Just wanted to mention: Of course I would prefer other people implementing this :), but if there are no volunteers I can help with implementation, and if you guide me a bit in resolving such opinion-based problems. I think I have good overview of how scheduling works, not perfect but good enough to start helping.

olologin · Answer 4 · Mon Feb 19 2024 05:50:48 GMT+0800 (China Standard Time)

Maybe this behavior meaningful as a long-term solution: https://oneapi-src.github.io/oneTBB/main/tbb_userguide/Cancellation_and_Nested_Parallelism.html

Tsung-Wei Huang · Answer 5 · Mon Feb 19 2024 23:32:45 GMT+0800 (China Standard Time)

@olologin Thank you for your idea! I think the best and fundamental way to solve this problem is to have an exception_ptr per node because corun/join-styled execution is all parented to a node rather than a topology. Basically, we will need to add code to this section when the node that throws exception has a parent. Then, the outer level can re-throw or perform necessary actions.

tf::Executor::corun needs to take a template with .graph() defined. This is used by not just Taskflow but also other libraries, such as pipeline, that implicitly manages a Taskflow through composition.

will think about how this can be done as our other users@AMD are also requesting similar issues. In the meantime, please do not hesitate to let me know if you have any thoughts on this.

Tsung-Wei Huang · Answer 6 · Sat Feb 24 2024 13:41:55 GMT+0800 (China Standard Time)

@olologin @bradphelan this support has been implemented in the current master branch. Instead of having an additional topology as @olologin presented above, the new implementation will keep for each node a std::exception_ptr to store the exception thrown by children tasks of that node. This will introduce very little overhead to the current codebase but maximize the capability of throwing/catching exceptions. With this enhancement, blocking call (e.g., tf::Executor::corun, tf::Runtime::corun, tf::Subflow::join) will all support exception.

For example:

tf::Executor executor(W);
tf::Taskflow taskflow1;
tf::Taskflow taskflow2;

taskflow1.emplace([](){
  throw std::runtime_error("x");
});
taskflow2.emplace([&](){
  try {
    executor.corun(taskflow1);                  // exception is supported now at blocking method corun
  } catch(const std::runtime_error& re) {
    std::cout << re.what() << std::endl;    // will get "x"
  }
});
executor.run(taskflow2).get();

Would you please have a look and let me know if this works for your application? Thank you for bringing this up!

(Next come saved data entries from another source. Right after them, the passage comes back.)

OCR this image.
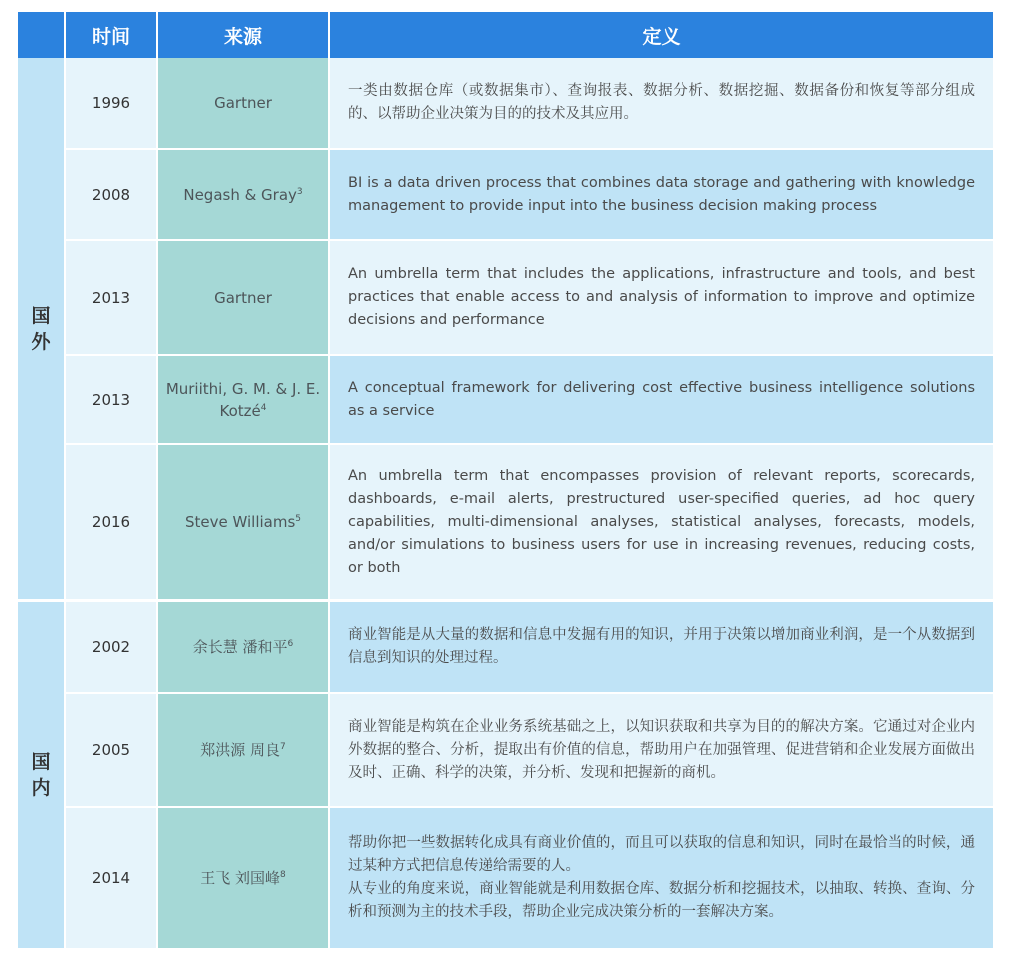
	时间	来源	定义
国外	1996	Gartner	一类由数据仓库（或数据集市）、查询报表、数据分析、数据挖掘、数据备份和恢复等部分组成的、以帮助企业决策为目的的技术及其应用。

	2008	Negash & Gray$^3$	BI is a data driven process that combines data storage and gathering with knowledge management to provide input into the business decision making process

	2013	Gartner	An umbrella term that includes the applications, infrastructure and tools, and best practices that enable access to and analysis of information to improve and optimize decisions and performance

	2013	Muriithi, G. M. & J. E. Kotzé$^4$	A conceptual framework for delivering cost effective business intelligence solutions as a service

	2016	Steve Williams$^5$	An umbrella term that encompasses provision of relevant reports, scorecards, dashboards, e-mail alerts, prestructured user-specified queries, ad hoc query capabilities, multi-dimensional analyses, statistical analyses, forecasts, models, and/or simulations to business users for use in increasing revenues, reducing costs, or both

国内	2002	余长慧 潘和平$^6$	商业智能是从大量的数据和信息中发掘有用的知识，并用于决策以增加商业利润，是一个从数据到信息到知识的处理过程。

	2005	郑洪源 周良$^7$	商业智能是构筑在企业业务系统基础之上，以知识获取和共享为目的的解决方案。它通过对企业内外数据的整合、分析，提取出有价值的信息，帮助用户在加强管理、促进营销和企业发展方面做出及时、正确、科学的决策，并分析、发现和把握新的商机。

	2014	王飞 刘国峰$^8$	帮助你把一些数据转化成具有商业价值的，而且可以获取的信息和知识，同时在最恰当的时候，通过某种方式把信息传递给需要的人。
从专业的角度来说，商业智能就是利用数据仓库、数据分析和挖掘技术，以抽取、转换、查询、分析和预测为主的技术手段，帮助企业完成决策分析的一套解决方案。
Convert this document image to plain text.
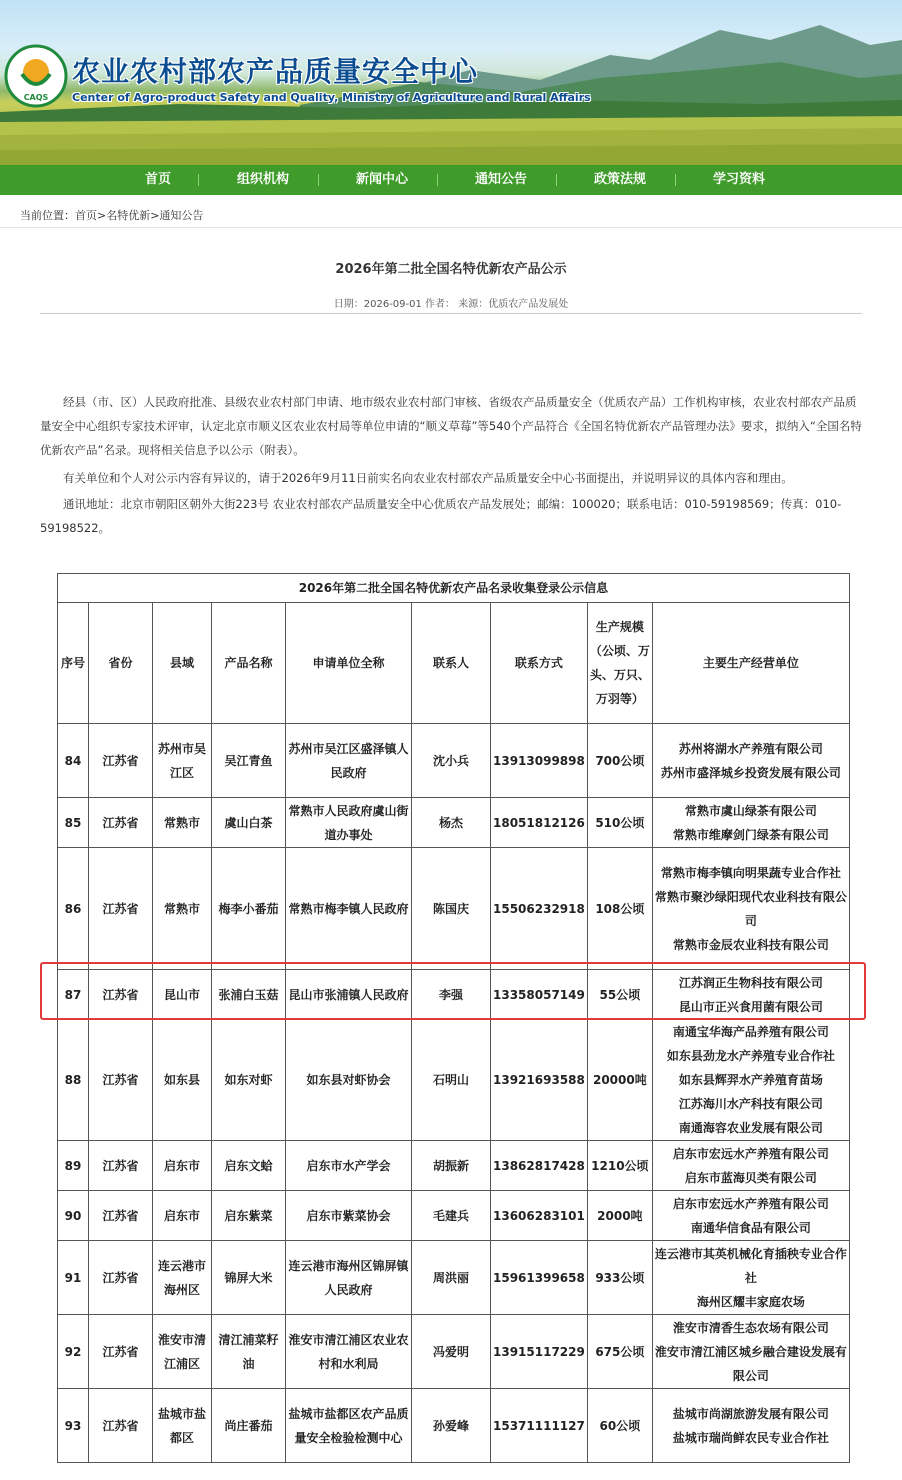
CAQS
农业农村部农产品质量安全中心
Center of Agro-product Safety and Quality, Ministry of Agriculture and Rural Affairs
首页	组织机构	新闻中心	通知公告	政策法规	学习资料
当前位置：首页>名特优新>通知公告
2026年第二批全国名特优新农产品公示
日期：2026-09-01 作者： 来源：优质农产品发展处
经县（市、区）人民政府批准、县级农业农村部门申请、地市级农业农村部门审核、省级农产品质量安全（优质农产品）工作机构审核，农业农村部农产品质量安全中心组织专家技术评审，认定北京市顺义区农业农村局等单位申请的“顺义草莓”等540个产品符合《全国名特优新农产品管理办法》要求，拟纳入“全国名特优新农产品”名录。现将相关信息予以公示（附表）。
有关单位和个人对公示内容有异议的，请于2026年9月11日前实名向农业农村部农产品质量安全中心书面提出，并说明异议的具体内容和理由。
通讯地址：北京市朝阳区朝外大街223号 农业农村部农产品质量安全中心优质农产品发展处；邮编：100020；联系电话：010-59198569；传真：010-59198522。
2026年第二批全国名特优新农产品名录收集登录公示信息								
序号	省份	县域	产品名称	申请单位全称	联系人	联系方式	生产规模（公顷、万头、万只、万羽等）	主要生产经营单位
84	江苏省	苏州市吴江区	吴江青鱼	苏州市吴江区盛泽镇人民政府	沈小兵	13913099898	700公顷	苏州将湖水产养殖有限公司
苏州市盛泽城乡投资发展有限公司

85	江苏省	常熟市	虞山白茶	常熟市人民政府虞山街道办事处	杨杰	18051812126	510公顷	常熟市虞山绿茶有限公司
常熟市维摩剑门绿茶有限公司

86	江苏省	常熟市	梅李小番茄	常熟市梅李镇人民政府	陈国庆	15506232918	108公顷	常熟市梅李镇向明果蔬专业合作社
常熟市聚沙绿阳现代农业科技有限公司
常熟市金辰农业科技有限公司

87	江苏省	昆山市	张浦白玉菇	昆山市张浦镇人民政府	李强	13358057149	55公顷	江苏润正生物科技有限公司
昆山市正兴食用菌有限公司

88	江苏省	如东县	如东对虾	如东县对虾协会	石明山	13921693588	20000吨	南通宝华海产品养殖有限公司
如东县劲龙水产养殖专业合作社
如东县辉羿水产养殖育苗场
江苏海川水产科技有限公司
南通海容农业发展有限公司

89	江苏省	启东市	启东文蛤	启东市水产学会	胡振新	13862817428	1210公顷	启东市宏远水产养殖有限公司
启东市蓝海贝类有限公司

90	江苏省	启东市	启东紫菜	启东市紫菜协会	毛建兵	13606283101	2000吨	启东市宏远水产养殖有限公司
南通华信食品有限公司

91	江苏省	连云港市海州区	锦屏大米	连云港市海州区锦屏镇人民政府	周洪丽	15961399658	933公顷	连云港市其英机械化育插秧专业合作社
海州区耀丰家庭农场

92	江苏省	淮安市清江浦区	清江浦菜籽油	淮安市清江浦区农业农村和水利局	冯爱明	13915117229	675公顷	淮安市清香生态农场有限公司
淮安市清江浦区城乡融合建设发展有限公司

93	江苏省	盐城市盐都区	尚庄番茄	盐城市盐都区农产品质量安全检验检测中心	孙爱峰	15371111127	60公顷	盐城市尚湖旅游发展有限公司
盐城市瑞尚鲜农民专业合作社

Let me know if you observe any other exception problems that Taskflow does not handle properly. Handling exception in a multithreaded environment is quite tricky, and I may miss something.

olologin · Answer 7 · Tue Feb 27 2024 18:15:04 GMT+0800 (China Standard Time)

@tsung-wei-huang
I will test it today or tomorrow, thanks!

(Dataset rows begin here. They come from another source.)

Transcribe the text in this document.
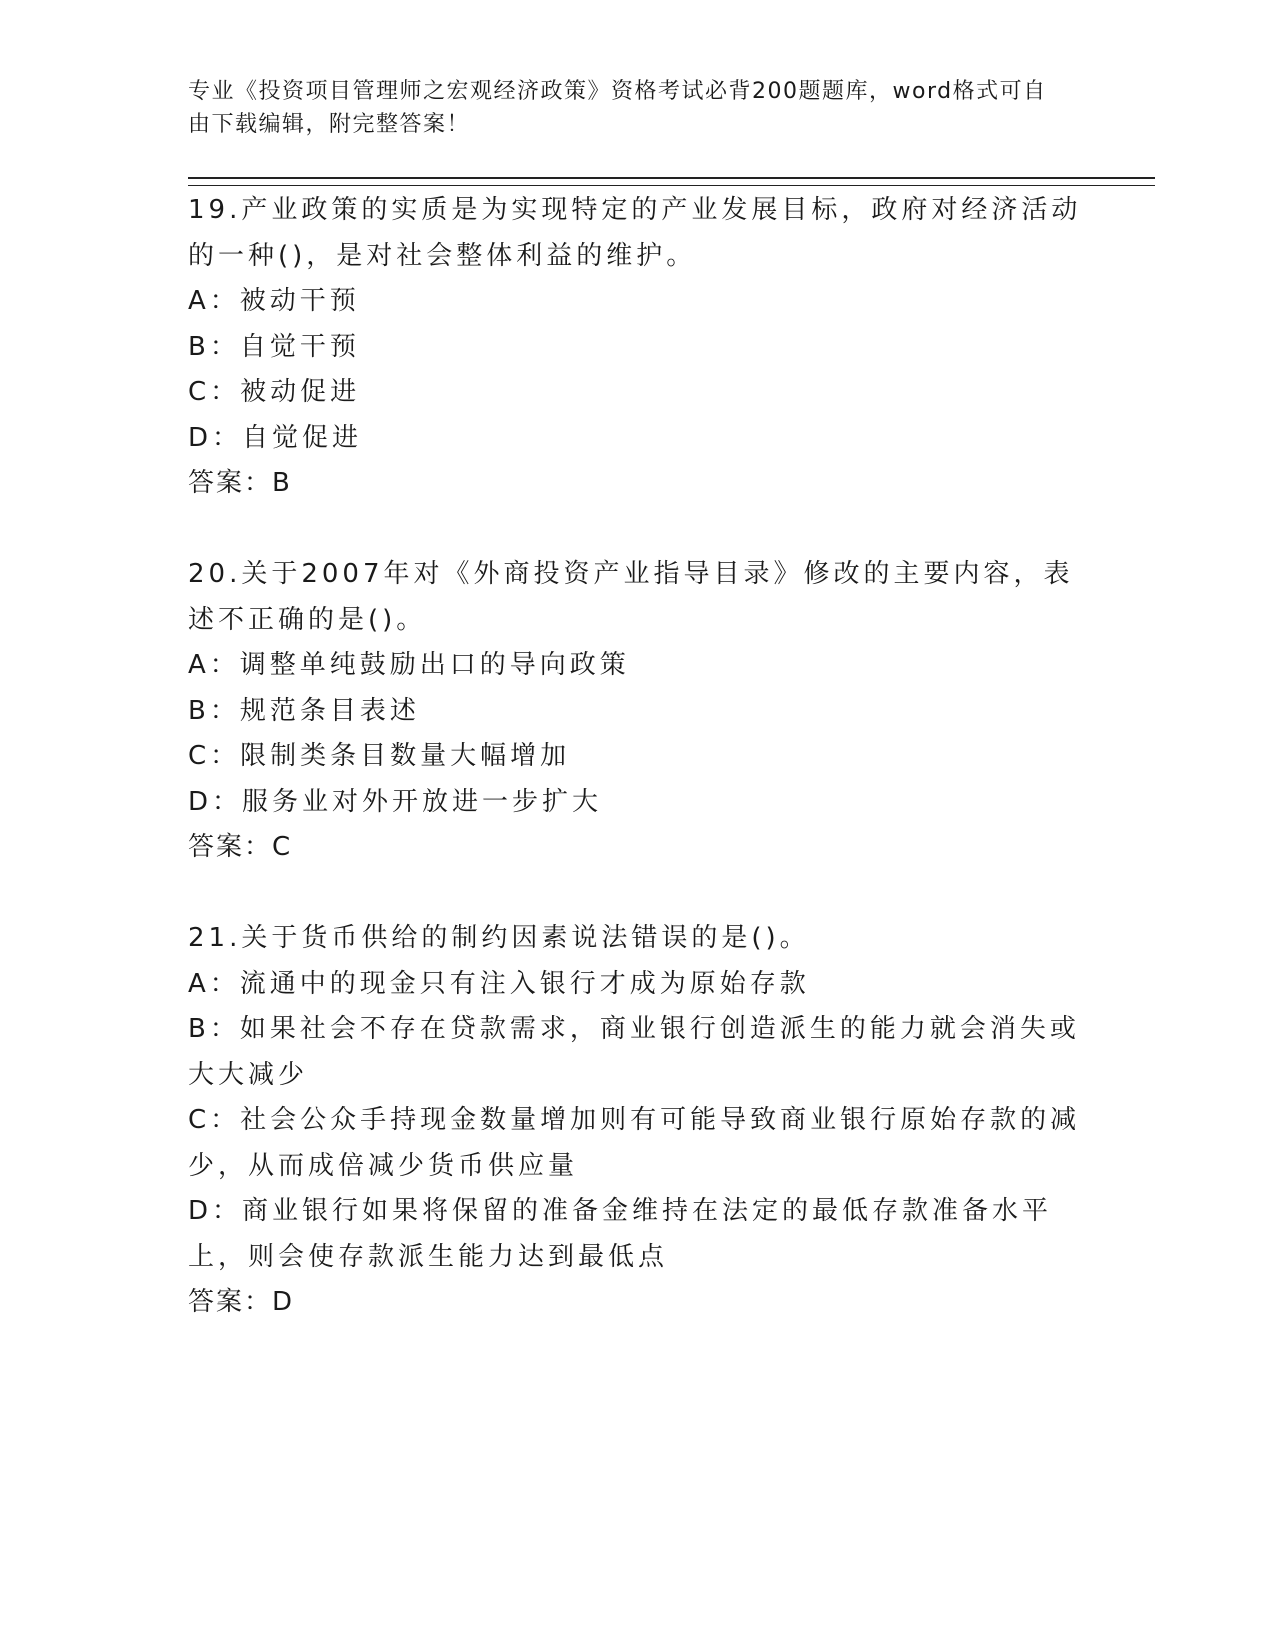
专业《投资项目管理师之宏观经济政策》资格考试必背200题题库，word格式可自由下载编辑，附完整答案！
19.产业政策的实质是为实现特定的产业发展目标，政府对经济活动的一种()，是对社会整体利益的维护。
A：被动干预
B：自觉干预
C：被动促进
D：自觉促进
答案：B
20.关于2007年对《外商投资产业指导目录》修改的主要内容，表述不正确的是()。
A：调整单纯鼓励出口的导向政策
B：规范条目表述
C：限制类条目数量大幅增加
D：服务业对外开放进一步扩大
答案：C
21.关于货币供给的制约因素说法错误的是()。
A：流通中的现金只有注入银行才成为原始存款
B：如果社会不存在贷款需求，商业银行创造派生的能力就会消失或大大减少
C：社会公众手持现金数量增加则有可能导致商业银行原始存款的减少，从而成倍减少货币供应量
D：商业银行如果将保留的准备金维持在法定的最低存款准备水平上，则会使存款派生能力达到最低点
答案：D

olologin · Answer 8 · Thu Feb 29 2024 16:13:50 GMT+0800 (China Standard Time)

@tsung-wei-huang It seems it works correctly. I am happy with this implementation, I could not break it.
But I have some minor nitpicks:

Never push commented out code into the production branch (in this case everything related to module_task). When people see code that is commented out they feel like someone is not 100% sure if it is correct to have it commented out, and it feels like you can later fix some potential problem by uncommenting it. It is a bad practice :)
(This point is controversial, not sure about it) I would std::terminate in Executor::_process_exception if there is nowhere to put current_exception (if there is no topology and no parent). This way at least at some point someone will notice that something is not right instead of just silencing exception.
(This point is controversial, not sure about it) Shouldn't we cancel parallel algorithms completely on first exception? for_each_index will currently fail only a task of a single worker, and the rest of workers will try to complete their iterations.
Some research is needed to check how this situation is handled in other multithreading libraries.

For example the following code will have sum ~ 75 at the moment we can catch the exception.

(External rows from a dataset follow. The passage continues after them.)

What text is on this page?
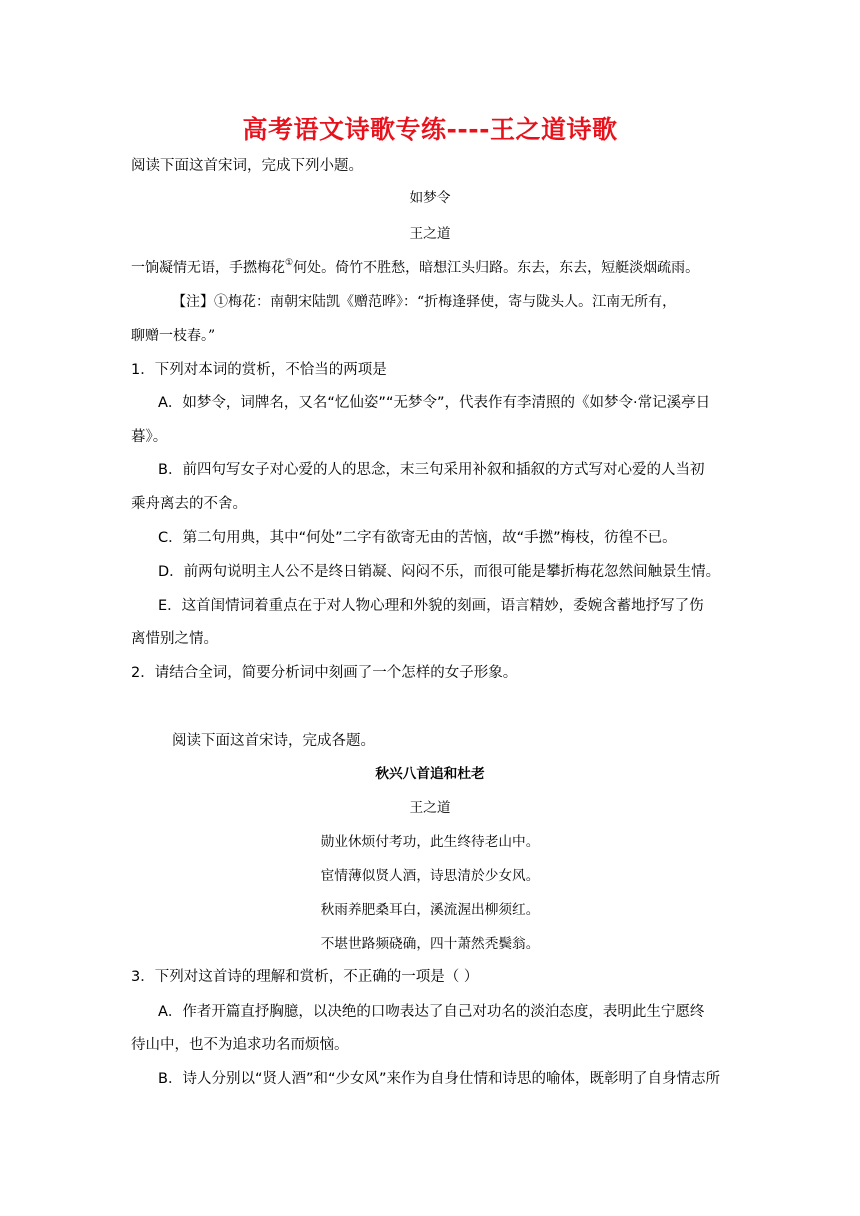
高考语文诗歌专练----王之道诗歌
阅读下面这首宋词，完成下列小题。
如梦令
王之道
一饷凝情无语，手撚梅花①何处。倚竹不胜愁，暗想江头归路。东去，东去，短艇淡烟疏雨。
【注】①梅花：南朝宋陆凯《赠范晔》：“折梅逢驿使，寄与陇头人。江南无所有，
聊赠一枝春。”
1．下列对本词的赏析，不恰当的两项是
A．如梦令，词牌名，又名“忆仙姿”“无梦令”，代表作有李清照的《如梦令·常记溪亭日
暮》。
B．前四句写女子对心爱的人的思念，末三句采用补叙和插叙的方式写对心爱的人当初
乘舟离去的不舍。
C．第二句用典，其中“何处”二字有欲寄无由的苦恼，故“手撚”梅枝，彷徨不已。
D．前两句说明主人公不是终日销凝、闷闷不乐，而很可能是攀折梅花忽然间触景生情。
E．这首闺情词着重点在于对人物心理和外貌的刻画，语言精妙，委婉含蓄地抒写了伤
离惜别之情。
2．请结合全词，简要分析词中刻画了一个怎样的女子形象。
阅读下面这首宋诗，完成各题。
秋兴八首追和杜老
王之道
勋业休烦付考功，此生终待老山中。
宦情薄似贤人酒，诗思清於少女风。
秋雨养肥桑耳白，溪流渥出柳须红。
不堪世路频硗确，四十萧然秃鬓翁。
3．下列对这首诗的理解和赏析，不正确的一项是（ ）
A．作者开篇直抒胸臆，以决绝的口吻表达了自己对功名的淡泊态度，表明此生宁愿终
待山中，也不为追求功名而烦恼。
B．诗人分别以“贤人酒”和“少女风”来作为自身仕情和诗思的喻体，既彰明了自身情志所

        using namespace std::chrono_literals;
	bool is_thrown_outside = false;
	bool is_thrown_inside = false;
	::tf::Executor ex(4);
	mw::tf::TaskWrapper wrapper;
	tf::Taskflow taskflow;
	std::atomic_size_t sum = 0;
	taskflow.for_each_index(
		0,
		100,
		1,
		[&](int i)
		{
			if (i == 1)
			{
				throw std::runtime_error("Exception E");
			}
			else
			{
				sum += 1;
				std::this_thread::sleep_for(10ms);
			}
		},
		::tf::StaticPartitioner(1));

	try
	{
		ex.run(taskflow).get();
	}
	catch (...)
	{
	}

Exception documentation could mention that Subflow and Runtime are using the same rethrowing logic (Exception documentation only mentions tf::Runtime)
Exception documentation could mention a test like this to underline that ALL tasks are cancelled if at least one of them fails in topology, because the current documentation may seem like only dependent tasks are failing:

                using namespace std::chrono_literals;
		::tf::Executor ex(2);
		mw::tf::TaskWrapper wrapper;
		::tf::Taskflow tf;
		bool aFinished = false;
		bool bFinished = false;
		bool cFinished = false;
		auto A = tf.emplace([&] {
			aFinished = true;
			});
		auto B = tf.emplace(
			[&]
			{
				bFinished = true;
				std::this_thread::sleep_for(500ms); // Wait until E throws an exception and try to start C only after this
			});
		auto C = tf.emplace([&] { cFinished = true; });
		auto E = tf.emplace([] {
			throw std::runtime_error("Exception A");
			});
		A.precede(B);
		B.precede(C);
		A.precede(E);
		try
		{
			ex.run(tf).get();
			ASSERT_TRUE(false);
		}
		catch (...)
		{
		}

		ASSERT_TRUE(aFinished);
		ASSERT_TRUE(bFinished);
		ASSERT_FALSE(Finished);

Exception documentation could mention that Subflow::detach raises exception to a topology.

Tsung-Wei Huang · Answer 9 · Fri Mar 01 2024 00:28:19 GMT+0800 (China Standard Time)

@olologin thank you very much for your great comments!

Yes, when I was working on exception, I realized the current design for the module task cannot align well with the exception flow, so I need to change its execution algorithm. However, I am still researching a better execution algorithm, and that's why I left the comment there. But you are right, perhaps it should be saved somewhere else.
Looks like there is a missing verb in I would std::terminate? Do you mean I would call std::terminate?
This is difficult. When a parallel algorithm starts running, the worker will grab a task and enter into the execution loop. At this point, there is no cheap way for that worker to communicate with others about whether an exception has been thrown. If we need to achieve this, I imagine a periodic check is needed - which will hamper the performance a lot. So, this is a trade-off between exception and performance at the algorithm level.

4-6. Thank you! I will update them later. Please also let me know if you could help update them in doxygen/cookbook/exception.dox :)

olologin · Answer 10 · Fri Mar 01 2024 16:23:33 GMT+0800 (China Standard Time)

@tsung-wei-huang
2) Yes, I would call std::terminate to make sure nobody silently misses exception.

4-6) Ok, I will propose MR with changes.